LAPLACE, La. — A utility pole was still smoldering Wednesday outside a LaPlace apartment building, where the night before flames ripped through four apartments on Cambridge Drive.
“My stomach got upset. I started crying,” said neighbor Tonia Marzilli. “I saw flames coming from back there behind the building.”
When Marzilli saw those flames, she joined other neighbors who had rushed to the scene.
“People were trying to help whoever they could help to get out and make sure everyone was to safety,” said Marzilli.
Marzilli says about a dozen people lived in the building, some of them kids. As flames burned through their apartments, she says kids were tossed out of a second-story window to safety and a man who is disabled was carried out on a mattress
“It was easier for them to take him out of the home with the mattress,” said Marzilli.

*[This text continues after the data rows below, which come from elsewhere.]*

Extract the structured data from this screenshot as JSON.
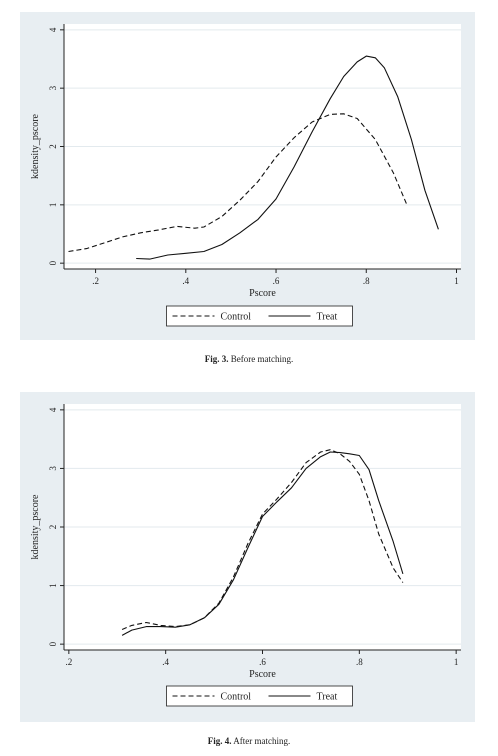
{
  "figures": [
    {
      "caption_num": "Fig. 3.",
      "caption_text": "Before matching."
    },
    {
      "caption_num": "Fig. 4.",
      "caption_text": "After matching."
    }
  ],
  "chart_data": [
    {
      "type": "line",
      "xlabel": "Pscore",
      "ylabel": "kdensity_pscore",
      "xlim": [
        0.13,
        1.01
      ],
      "ylim": [
        -0.1,
        4.1
      ],
      "x_ticks": [
        ".2",
        ".4",
        ".6",
        ".8",
        "1"
      ],
      "y_ticks": [
        "0",
        "1",
        "2",
        "3",
        "4"
      ],
      "grid": true,
      "legend_position": "bottom",
      "series": [
        {
          "name": "Control",
          "style": "dashed",
          "x": [
            0.14,
            0.18,
            0.22,
            0.26,
            0.3,
            0.34,
            0.38,
            0.42,
            0.44,
            0.48,
            0.52,
            0.56,
            0.6,
            0.64,
            0.68,
            0.72,
            0.75,
            0.78,
            0.82,
            0.86,
            0.89
          ],
          "y": [
            0.2,
            0.25,
            0.35,
            0.45,
            0.52,
            0.57,
            0.63,
            0.6,
            0.62,
            0.8,
            1.08,
            1.4,
            1.82,
            2.15,
            2.42,
            2.55,
            2.56,
            2.48,
            2.12,
            1.55,
            1.0
          ]
        },
        {
          "name": "Treat",
          "style": "solid",
          "x": [
            0.29,
            0.32,
            0.36,
            0.4,
            0.44,
            0.48,
            0.52,
            0.56,
            0.6,
            0.64,
            0.68,
            0.72,
            0.75,
            0.78,
            0.8,
            0.82,
            0.84,
            0.87,
            0.9,
            0.93,
            0.96
          ],
          "y": [
            0.08,
            0.07,
            0.14,
            0.17,
            0.2,
            0.32,
            0.52,
            0.75,
            1.1,
            1.65,
            2.25,
            2.82,
            3.2,
            3.45,
            3.55,
            3.52,
            3.35,
            2.85,
            2.12,
            1.25,
            0.58
          ]
        }
      ]
    },
    {
      "type": "line",
      "xlabel": "Pscore",
      "ylabel": "kdensity_pscore",
      "xlim": [
        0.19,
        1.01
      ],
      "ylim": [
        -0.1,
        4.1
      ],
      "x_ticks": [
        ".2",
        ".4",
        ".6",
        ".8",
        "1"
      ],
      "y_ticks": [
        "0",
        "1",
        "2",
        "3",
        "4"
      ],
      "grid": true,
      "legend_position": "bottom",
      "series": [
        {
          "name": "Control",
          "style": "dashed",
          "x": [
            0.31,
            0.33,
            0.36,
            0.39,
            0.42,
            0.45,
            0.48,
            0.51,
            0.54,
            0.57,
            0.6,
            0.63,
            0.66,
            0.69,
            0.72,
            0.74,
            0.76,
            0.78,
            0.8,
            0.82,
            0.84,
            0.87,
            0.89
          ],
          "y": [
            0.25,
            0.32,
            0.37,
            0.32,
            0.3,
            0.33,
            0.45,
            0.7,
            1.15,
            1.72,
            2.22,
            2.48,
            2.76,
            3.1,
            3.28,
            3.32,
            3.25,
            3.12,
            2.9,
            2.45,
            1.88,
            1.3,
            1.05
          ]
        },
        {
          "name": "Treat",
          "style": "solid",
          "x": [
            0.31,
            0.33,
            0.36,
            0.39,
            0.42,
            0.45,
            0.48,
            0.51,
            0.54,
            0.57,
            0.6,
            0.63,
            0.66,
            0.69,
            0.72,
            0.74,
            0.76,
            0.78,
            0.8,
            0.82,
            0.84,
            0.87,
            0.89
          ],
          "y": [
            0.15,
            0.24,
            0.3,
            0.3,
            0.29,
            0.33,
            0.45,
            0.68,
            1.1,
            1.65,
            2.18,
            2.43,
            2.67,
            3.0,
            3.2,
            3.28,
            3.27,
            3.25,
            3.22,
            2.98,
            2.45,
            1.75,
            1.2
          ]
        }
      ]
    }
  ]
}
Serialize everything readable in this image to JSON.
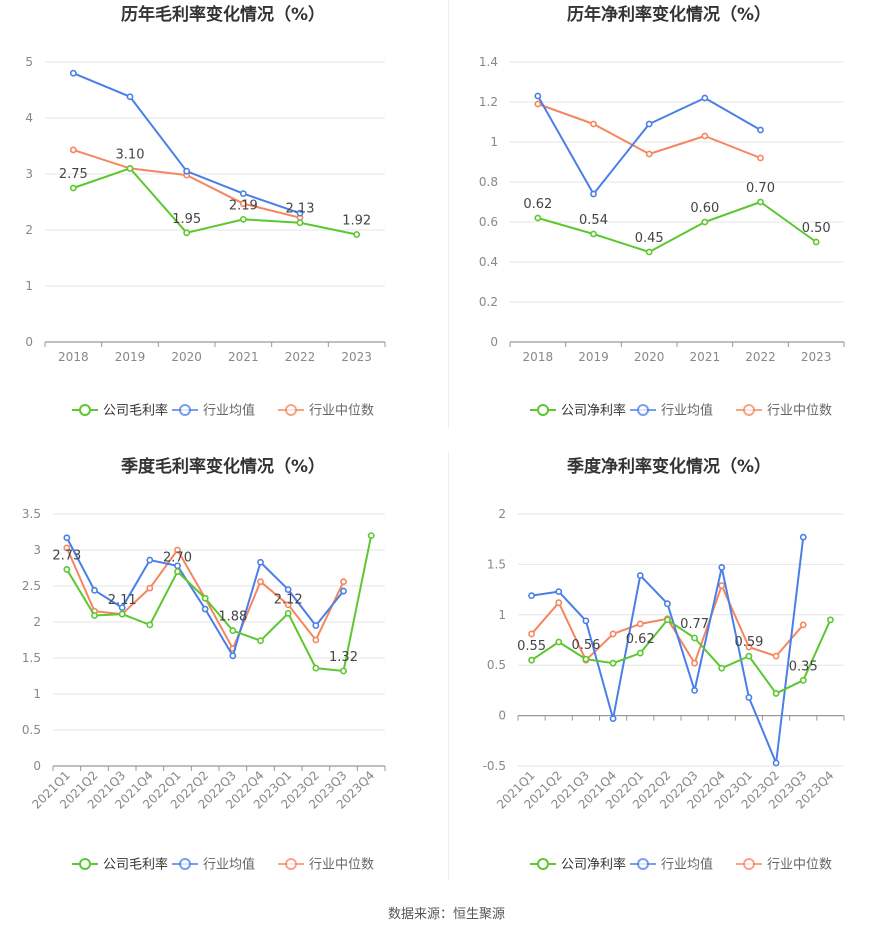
{
  "source": "数据来源：恒生聚源",
  "colors": {
    "company": "#5cc72f",
    "industry_avg": "#4a7fe8",
    "industry_median": "#f5865f"
  },
  "chart_data": [
    {
      "type": "line",
      "title": "历年毛利率变化情况（%）",
      "categories": [
        "2018",
        "2019",
        "2020",
        "2021",
        "2022",
        "2023"
      ],
      "ylim": [
        0,
        5
      ],
      "yticks": [
        0,
        1,
        2,
        3,
        4,
        5
      ],
      "ytick_labels": [
        "0",
        "1",
        "2",
        "3",
        "4",
        "5"
      ],
      "grid": true,
      "legend": "bottom",
      "series": [
        {
          "name": "公司毛利率",
          "color": "#5cc72f",
          "values": [
            2.75,
            3.1,
            1.95,
            2.19,
            2.13,
            1.92
          ],
          "labels": [
            "2.75",
            "3.10",
            "1.95",
            "2.19",
            "2.13",
            "1.92"
          ]
        },
        {
          "name": "行业均值",
          "color": "#4a7fe8",
          "values": [
            4.8,
            4.38,
            3.05,
            2.65,
            2.3,
            null
          ]
        },
        {
          "name": "行业中位数",
          "color": "#f5865f",
          "values": [
            3.43,
            3.1,
            2.98,
            2.47,
            2.22,
            null
          ]
        }
      ]
    },
    {
      "type": "line",
      "title": "历年净利率变化情况（%）",
      "categories": [
        "2018",
        "2019",
        "2020",
        "2021",
        "2022",
        "2023"
      ],
      "ylim": [
        0,
        1.4
      ],
      "yticks": [
        0,
        0.2,
        0.4,
        0.6,
        0.8,
        1,
        1.2,
        1.4
      ],
      "ytick_labels": [
        "0",
        "0.2",
        "0.4",
        "0.6",
        "0.8",
        "1",
        "1.2",
        "1.4"
      ],
      "grid": true,
      "legend": "bottom",
      "series": [
        {
          "name": "公司净利率",
          "color": "#5cc72f",
          "values": [
            0.62,
            0.54,
            0.45,
            0.6,
            0.7,
            0.5
          ],
          "labels": [
            "0.62",
            "0.54",
            "0.45",
            "0.60",
            "0.70",
            "0.50"
          ]
        },
        {
          "name": "行业均值",
          "color": "#4a7fe8",
          "values": [
            1.23,
            0.74,
            1.09,
            1.22,
            1.06,
            null
          ]
        },
        {
          "name": "行业中位数",
          "color": "#f5865f",
          "values": [
            1.19,
            1.09,
            0.94,
            1.03,
            0.92,
            null
          ]
        }
      ]
    },
    {
      "type": "line",
      "title": "季度毛利率变化情况（%）",
      "categories": [
        "2021Q1",
        "2021Q2",
        "2021Q3",
        "2021Q4",
        "2022Q1",
        "2022Q2",
        "2022Q3",
        "2022Q4",
        "2023Q1",
        "2023Q2",
        "2023Q3",
        "2023Q4"
      ],
      "ylim": [
        0,
        3.5
      ],
      "yticks": [
        0,
        0.5,
        1,
        1.5,
        2,
        2.5,
        3,
        3.5
      ],
      "ytick_labels": [
        "0",
        "0.5",
        "1",
        "1.5",
        "2",
        "2.5",
        "3",
        "3.5"
      ],
      "grid": true,
      "legend": "bottom",
      "series": [
        {
          "name": "公司毛利率",
          "color": "#5cc72f",
          "values": [
            2.73,
            2.09,
            2.11,
            1.96,
            2.7,
            2.33,
            1.88,
            1.74,
            2.12,
            1.36,
            1.32,
            3.2
          ],
          "labels": [
            "2.73",
            "",
            "2.11",
            "",
            "2.70",
            "",
            "1.88",
            "",
            "2.12",
            "",
            "1.32",
            ""
          ]
        },
        {
          "name": "行业均值",
          "color": "#4a7fe8",
          "values": [
            3.17,
            2.44,
            2.2,
            2.86,
            2.78,
            2.18,
            1.53,
            2.83,
            2.45,
            1.95,
            2.43,
            null
          ]
        },
        {
          "name": "行业中位数",
          "color": "#f5865f",
          "values": [
            3.03,
            2.15,
            2.11,
            2.47,
            3.0,
            2.33,
            1.63,
            2.56,
            2.24,
            1.75,
            2.56,
            null
          ]
        }
      ]
    },
    {
      "type": "line",
      "title": "季度净利率变化情况（%）",
      "categories": [
        "2021Q1",
        "2021Q2",
        "2021Q3",
        "2021Q4",
        "2022Q1",
        "2022Q2",
        "2022Q3",
        "2022Q4",
        "2023Q1",
        "2023Q2",
        "2023Q3",
        "2023Q4"
      ],
      "ylim": [
        -0.5,
        2
      ],
      "yticks": [
        -0.5,
        0,
        0.5,
        1,
        1.5,
        2
      ],
      "ytick_labels": [
        "-0.5",
        "0",
        "0.5",
        "1",
        "1.5",
        "2"
      ],
      "grid": true,
      "legend": "bottom",
      "series": [
        {
          "name": "公司净利率",
          "color": "#5cc72f",
          "values": [
            0.55,
            0.73,
            0.56,
            0.52,
            0.62,
            0.95,
            0.77,
            0.47,
            0.59,
            0.22,
            0.35,
            0.95
          ],
          "labels": [
            "0.55",
            "",
            "0.56",
            "",
            "0.62",
            "",
            "0.77",
            "",
            "0.59",
            "",
            "0.35",
            ""
          ]
        },
        {
          "name": "行业均值",
          "color": "#4a7fe8",
          "values": [
            1.19,
            1.23,
            0.94,
            -0.03,
            1.39,
            1.11,
            0.25,
            1.47,
            0.18,
            -0.47,
            1.77,
            null
          ]
        },
        {
          "name": "行业中位数",
          "color": "#f5865f",
          "values": [
            0.81,
            1.12,
            0.55,
            0.81,
            0.91,
            0.96,
            0.52,
            1.29,
            0.68,
            0.59,
            0.9,
            null
          ]
        }
      ]
    }
  ]
}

When fire crews got there, flames were already coming through the roof and windows of the building which was already damaged from Hurricane Ida. The fire chief tells Eyewitness News everyone got out safely and the fire was under control within 15 minutes. Firefighters believe one of the tenants left something on a stove, leaving families without a home.
“There’s the worry of who’s going to take these innocent people in or where can they get shelter,” said Marzilli.

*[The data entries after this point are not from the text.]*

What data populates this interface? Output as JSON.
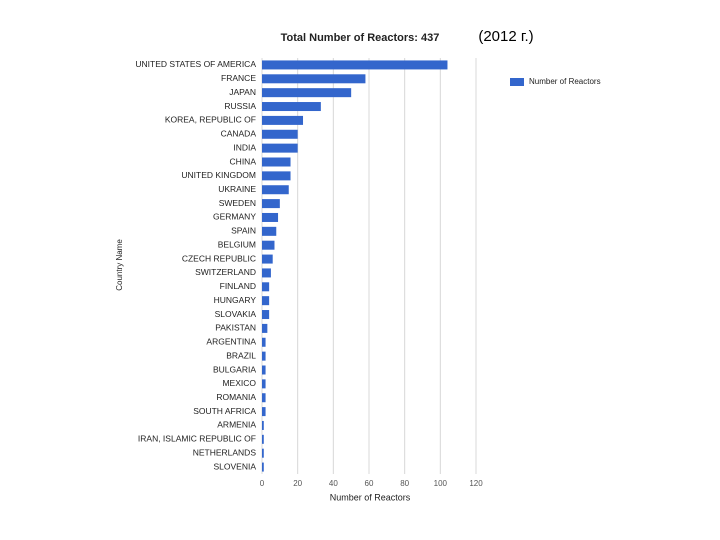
{
  "chart_data": {
    "type": "barh",
    "title": "Total Number of Reactors: 437",
    "subtitle": "(2012 г.)",
    "xlabel": "Number of Reactors",
    "ylabel": "Country Name",
    "categories": [
      "UNITED STATES OF AMERICA",
      "FRANCE",
      "JAPAN",
      "RUSSIA",
      "KOREA, REPUBLIC OF",
      "CANADA",
      "INDIA",
      "CHINA",
      "UNITED KINGDOM",
      "UKRAINE",
      "SWEDEN",
      "GERMANY",
      "SPAIN",
      "BELGIUM",
      "CZECH REPUBLIC",
      "SWITZERLAND",
      "FINLAND",
      "HUNGARY",
      "SLOVAKIA",
      "PAKISTAN",
      "ARGENTINA",
      "BRAZIL",
      "BULGARIA",
      "MEXICO",
      "ROMANIA",
      "SOUTH AFRICA",
      "ARMENIA",
      "IRAN, ISLAMIC REPUBLIC OF",
      "NETHERLANDS",
      "SLOVENIA"
    ],
    "series": [
      {
        "name": "Number of Reactors",
        "color": "#3366cc",
        "values": [
          104,
          58,
          50,
          33,
          23,
          20,
          20,
          16,
          16,
          15,
          10,
          9,
          8,
          7,
          6,
          5,
          4,
          4,
          4,
          3,
          2,
          2,
          2,
          2,
          2,
          2,
          1,
          1,
          1,
          1
        ]
      }
    ],
    "xlim": [
      0,
      120
    ],
    "xticks": [
      0,
      20,
      40,
      60,
      80,
      100,
      120
    ],
    "grid": true,
    "legend": "right"
  }
}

This fire is just the most recent hardship in this neighborhood, leaving more people homeless. Nearby apartments and homes are still damaged or destroyed from Hurricane Ida. Debris still piles up and Marzilli worries about the people she’s known as neighbors for the last six years and whether they’ll be able to return home.
“It breaks my heart,” said Marzilli. “It’s rough. It’s rough but it’s going to be OK. God is going to take care of it.”
Care that can't come soon enough, for a community bruised by disasters but healing through faith.
Eyewitness News is told the Red Cross is working with those displaced families.